Upon assuming my new role as a mother, my career with horses was traded for an office job and a totally different lifestyle. Each day as I was commuting to and from the office, I passed a small country church. For some reason that I did not understand at the time, I decided to visit one Sunday morning. I knew nothing of denominations or what various churches believed, yet the Lord graciously led me to this Bible-believing church. I kept telling myself, “You are divorced. These people will not accept you. You can’t be a Christian.” The kindness of the church members convinced me that they had something I needed. I was drawn back to hear the Gospel message of salvation. The Lord showed me through Ephesians 2:8-9 that it was not by my works, but by the finished work of Christ on the cross of Calvary that I could be saved from hell. I knelt by my bed and confessed my sin, asking God’s forgiveness. I asked the Lord to take the broken pieces of my life and mold them into a life that would glorify Himself. God’s promises in Isaiah 54:4-17 became precious to me when I felt overwhelmed as a single parent.

My local church provided me with many opportunities to serve the Lord through secretarial work and visitation. However, my heart desired to become even more involved in His work. God first challenged my heart for missions through a missionary from Africa. When missionaries later came from the Navajo Indian field, their plea for workers led to our serving as summer volunteer workers. I became thoroughly convinced that God had called us to work with the American Indian. Many of the native women were single parents – viewing their circumstances to be hopeless and using alcohol and immorality as an escape from reality. Christ was their only answer, and I longed to show them the way. Claiming I Thessalonians 5:24, I resigned from my office job, sold most of my possessions, and left for the mission field without any promised financial support. (I would not recommend following my example unless clearly led of the Lord.) During the next few years the Lord taught us many lessons about living by faith.

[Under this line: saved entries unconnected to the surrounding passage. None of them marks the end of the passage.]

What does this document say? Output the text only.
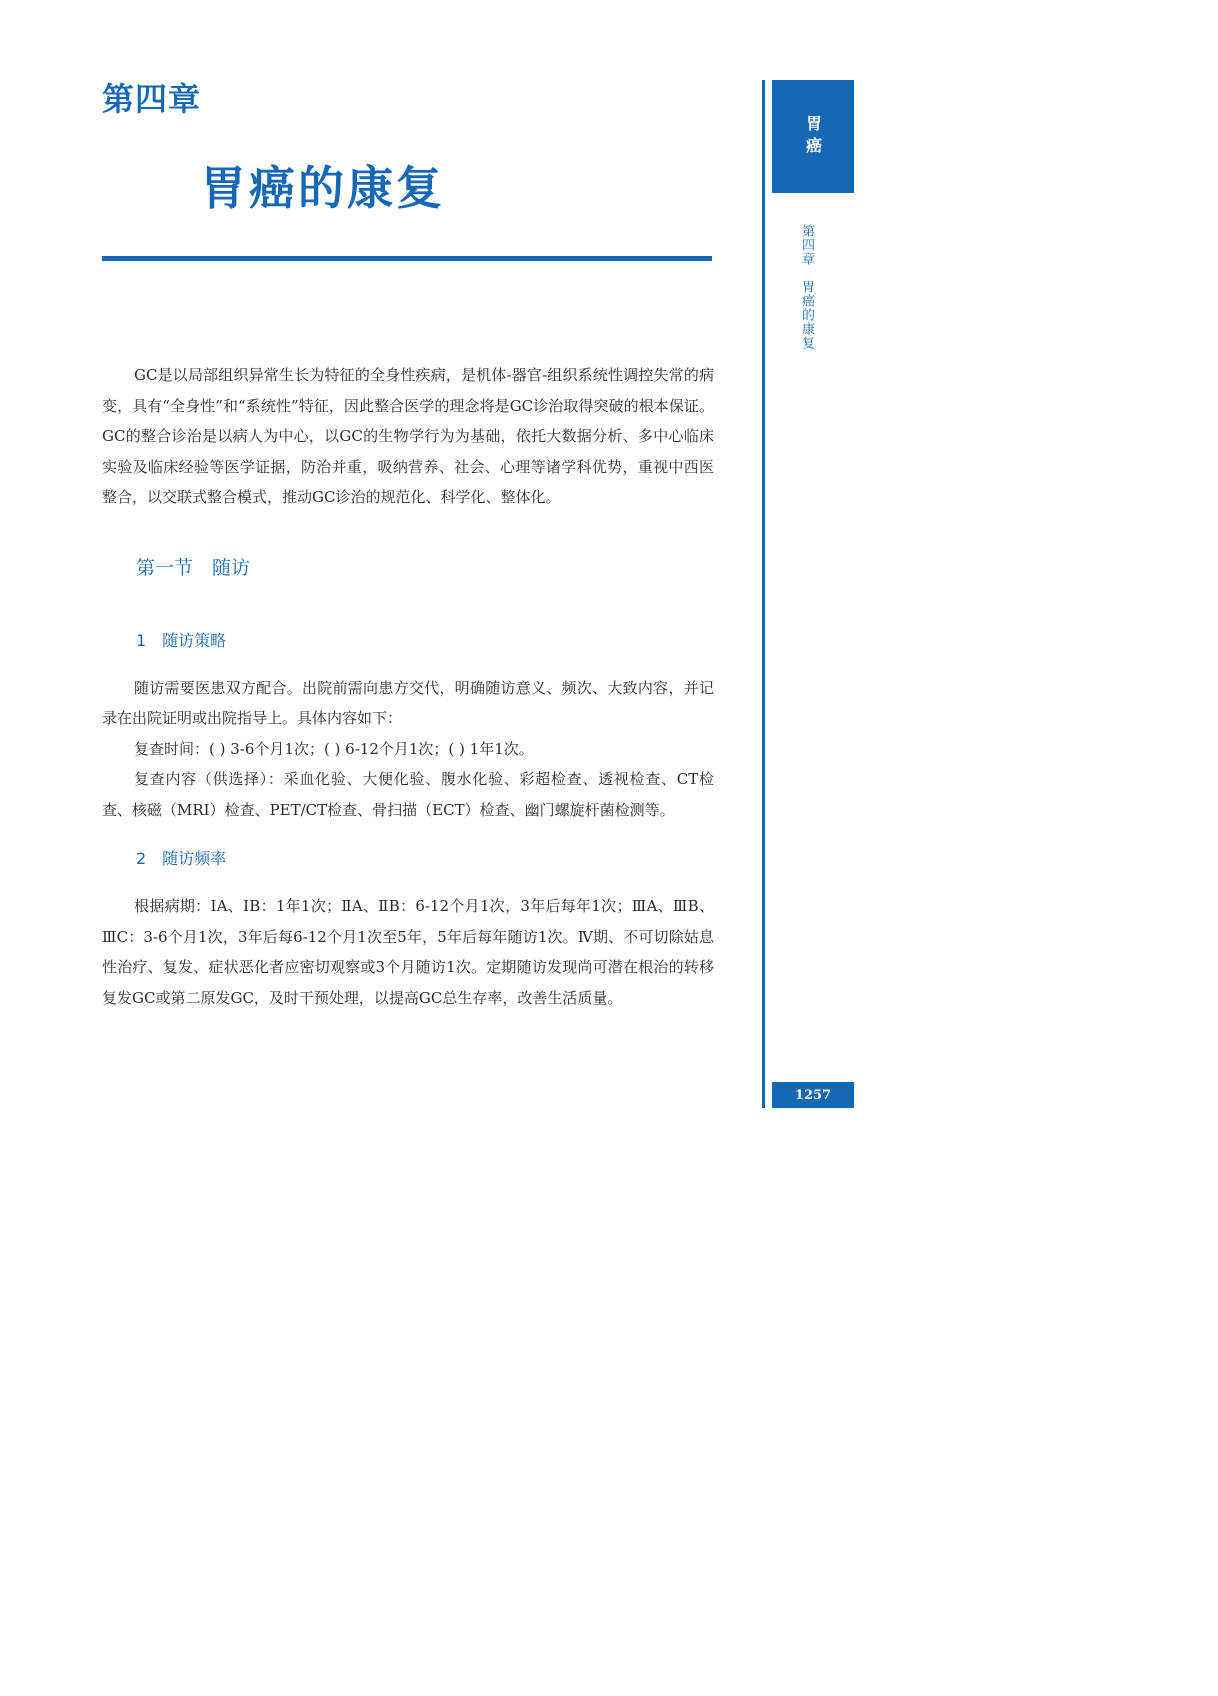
第四章
胃癌的康复

GC是以局部组织异常生长为特征的全身性疾病，是机体-器官-组织系统性调控失常的病变，具有“全身性”和“系统性”特征，因此整合医学的理念将是GC诊治取得突破的根本保证。GC的整合诊治是以病人为中心，以GC的生物学行为为基础，依托大数据分析、多中心临床实验及临床经验等医学证据，防治并重，吸纳营养、社会、心理等诸学科优势，重视中西医整合，以交联式整合模式，推动GC诊治的规范化、科学化、整体化。

第一节　随访
1　随访策略

随访需要医患双方配合。出院前需向患方交代，明确随访意义、频次、大致内容，并记录在出院证明或出院指导上。具体内容如下：

复查时间：( ) 3-6个月1次；( ) 6-12个月1次；( ) 1年1次。

复查内容（供选择）：采血化验、大便化验、腹水化验、彩超检查、透视检查、CT检查、核磁（MRI）检查、PET/CT检查、骨扫描（ECT）检查、幽门螺旋杆菌检测等。

2　随访频率

根据病期：ⅠA、ⅠB：1年1次；ⅡA、ⅡB：6-12个月1次，3年后每年1次；ⅢA、ⅢB、ⅢC：3-6个月1次，3年后每6-12个月1次至5年，5年后每年随访1次。Ⅳ期、不可切除姑息性治疗、复发、症状恶化者应密切观察或3个月随访1次。定期随访发现尚可潜在根治的转移复发GC或第二原发GC，及时干预处理，以提高GC总生存率，改善生活质量。

胃癌
第四章胃癌的康复
1257
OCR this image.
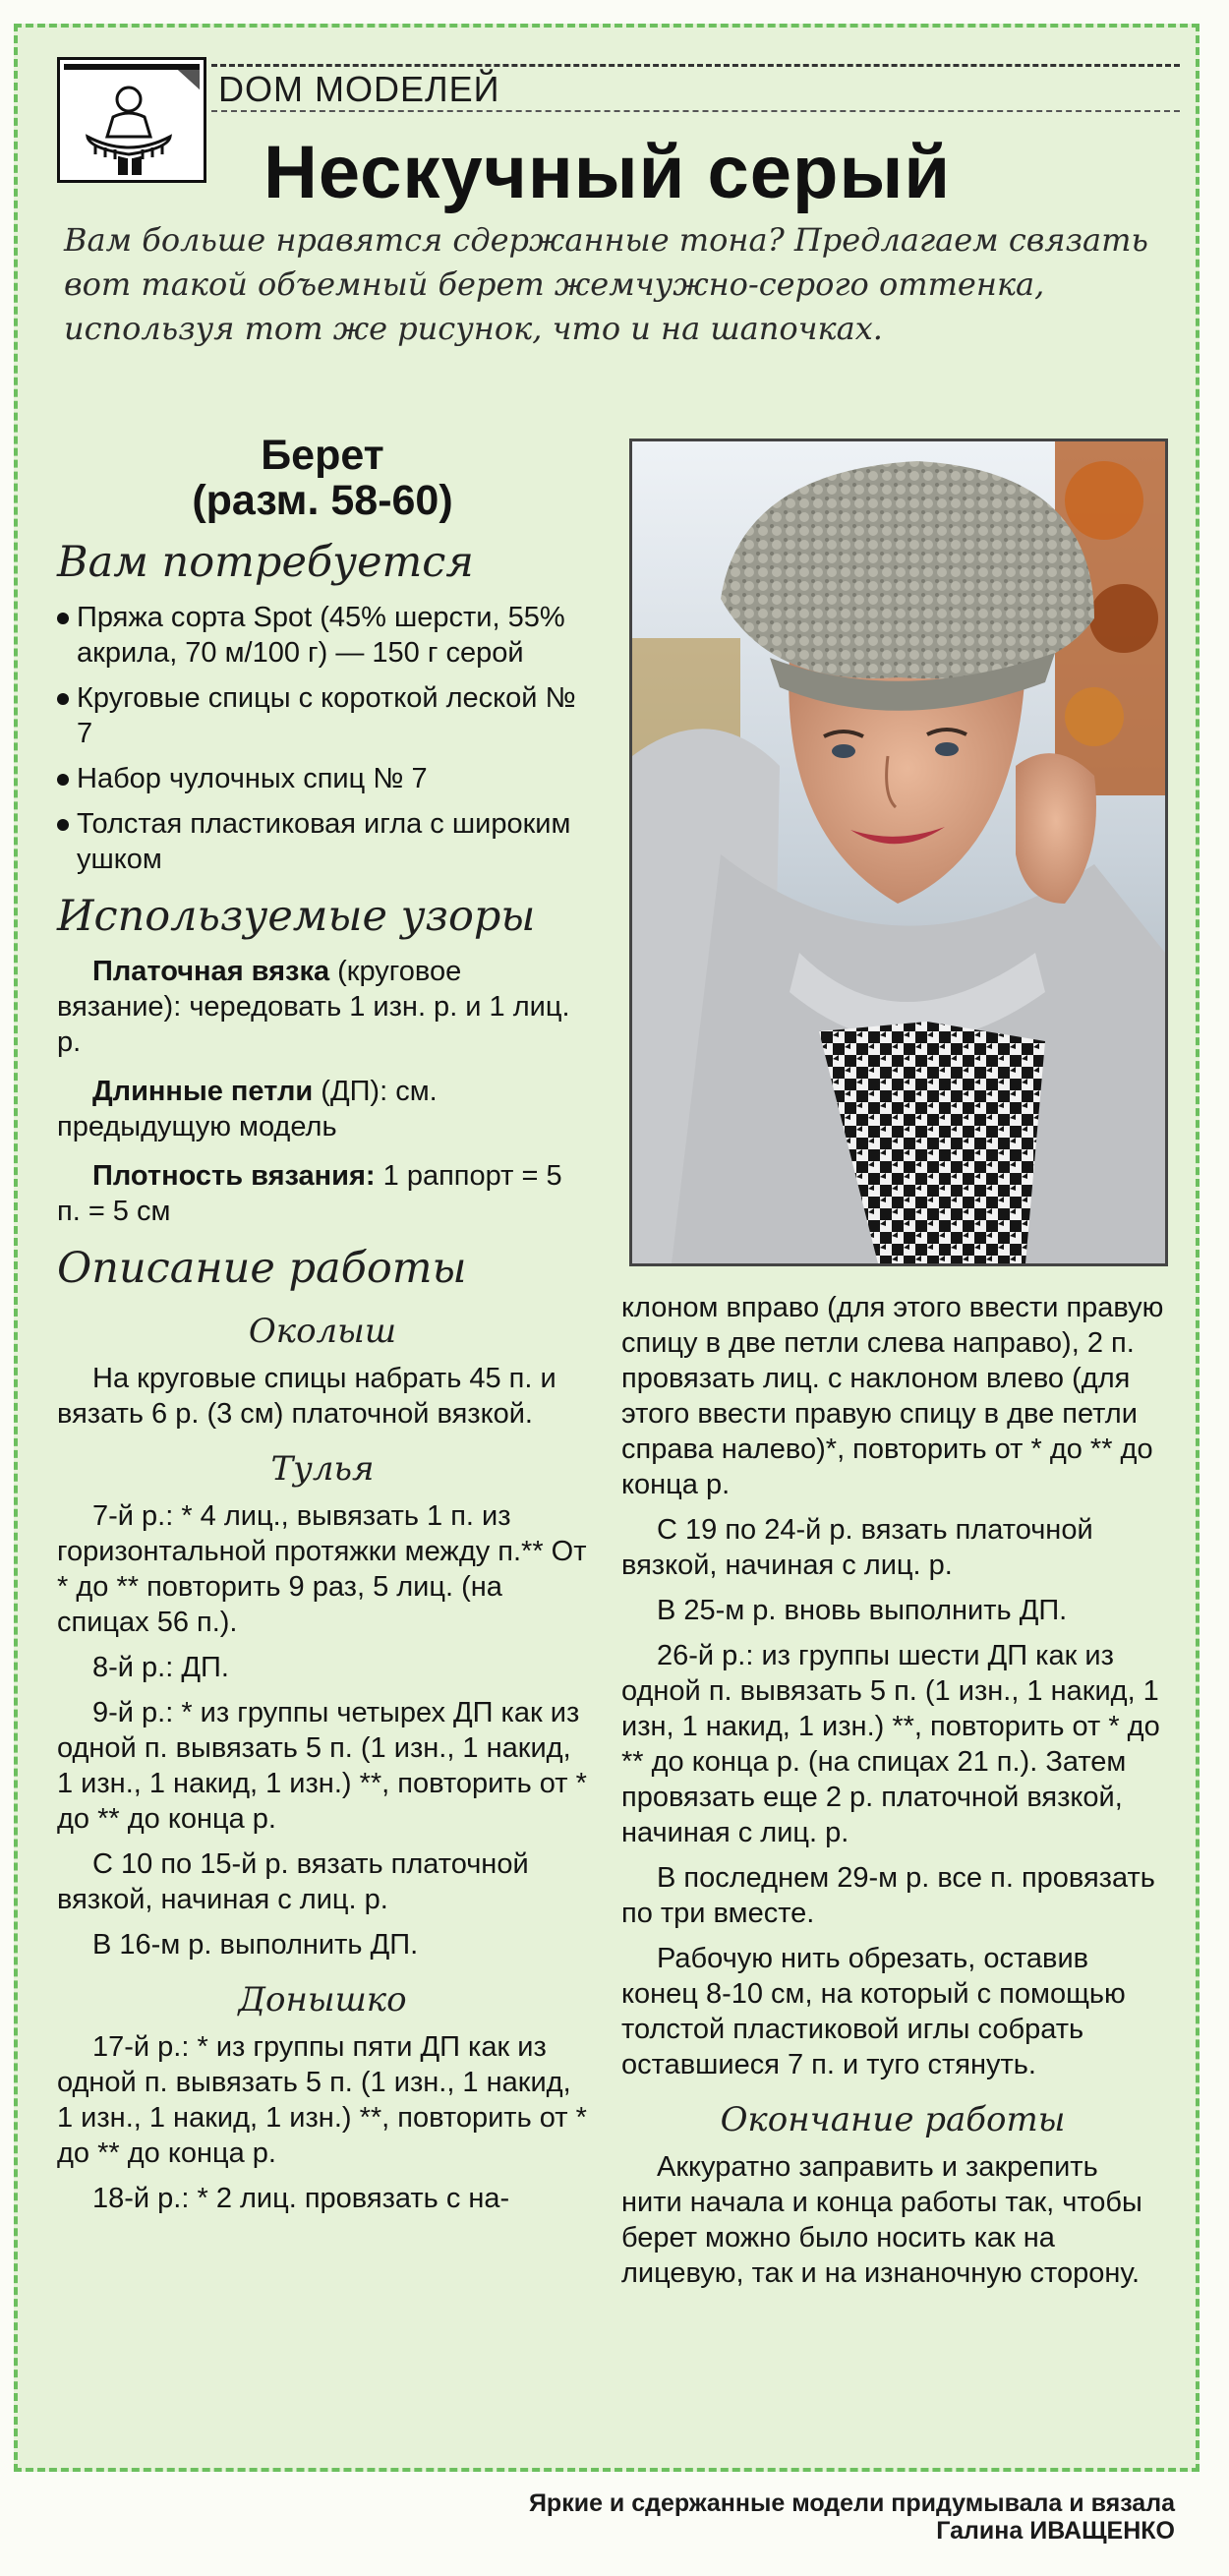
DOM MODEЛЕЙ
Нескучный серый
Вам больше нравятся сдержанные тона? Предлагаем связать вот такой объемный берет жемчужно-серого оттенка, используя тот же рисунок, что и на шапочках.

Берет

(разм. 58-60)

Вам потребуется
Пряжа сорта Spot (45% шерсти, 55% акрила, 70 м/100 г) — 150 г серой
Круговые спицы с короткой леской № 7
Набор чулочных спиц № 7
Толстая пластиковая игла с широким ушком
Используемые узоры

Платочная вязка (круговое вязание): чередовать 1 изн. р. и 1 лиц. р.

Длинные петли (ДП): см. предыдущую модель

Плотность вязания: 1 раппорт = 5 п. = 5 см

Описание работы
Околыш

На круговые спицы набрать 45 п. и вязать 6 р. (3 см) платочной вязкой.

Тулья

7-й р.: * 4 лиц., вывязать 1 п. из горизонтальной протяжки между п.** От * до ** повторить 9 раз, 5 лиц. (на спицах 56 п.).

8-й р.: ДП.

9-й р.: * из группы четырех ДП как из одной п. вывязать 5 п. (1 изн., 1 накид, 1 изн., 1 накид, 1 изн.) **, повторить от * до ** до конца р.

С 10 по 15-й р. вязать платочной вязкой, начиная с лиц. р.

В 16-м р. выполнить ДП.

Донышко

17-й р.: * из группы пяти ДП как из одной п. вывязать 5 п. (1 изн., 1 накид, 1 изн., 1 накид, 1 изн.) **, повторить от * до ** до конца р.

18-й р.: * 2 лиц. провязать с на-

клоном вправо (для этого ввести правую спицу в две петли слева направо), 2 п. провязать лиц. с наклоном влево (для этого ввести правую спицу в две петли справа налево)*, повторить от * до ** до конца р.

С 19 по 24-й р. вязать платочной вязкой, начиная с лиц. р.

В 25-м р. вновь выполнить ДП.

26-й р.: из группы шести ДП как из одной п. вывязать 5 п. (1 изн., 1 накид, 1 изн, 1 накид, 1 изн.) **, повторить от * до ** до конца р. (на спицах 21 п.). Затем провязать еще 2 р. платочной вязкой, начиная с лиц. р.

В последнем 29-м р. все п. провязать по три вместе.

Рабочую нить обрезать, оставив конец 8-10 см, на который с помощью толстой пластиковой иглы собрать оставшиеся 7 п. и туго стянуть.

Окончание работы

Аккуратно заправить и закрепить нити начала и конца работы так, чтобы берет можно было носить как на лицевую, так и на изнаночную сторону.

Яркие и сдержанные модели придумывала и вязала
Галина ИВАЩЕНКО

During the next eight years we ministered to the Navajo Indian people, helping with secretarial work, teaching kindergarten, starting a jail ministry with the women, and conducting Bible studies with the women as an outreach of our local church.

In 1977, God opened the door for ministry among the San Carlos Apache in southeastern Arizona, and we were able to assist in the establishment of a new church.

In 1980 Evangelist Lester Roloff visited our work on the San Carlos Reservation and became burdened with the need of sharing the Gospel among the Native American. As a result, the ministry of Regeneration Reservation was established, with which I have been blessed to serve these many years.

Has it been easy to follow God’s plan for my life? No, many times I have failed Him. But He has never forsaken me.

When life’s circumstances present us with overwhelming challenges, we must never think that God has forgotten us or “put us on the shelf.” The Christian life may be full of trials and discouragements, but we need never live in defeat. Joy and contentment come only from reading and obeying the truths in God’s Holy Word.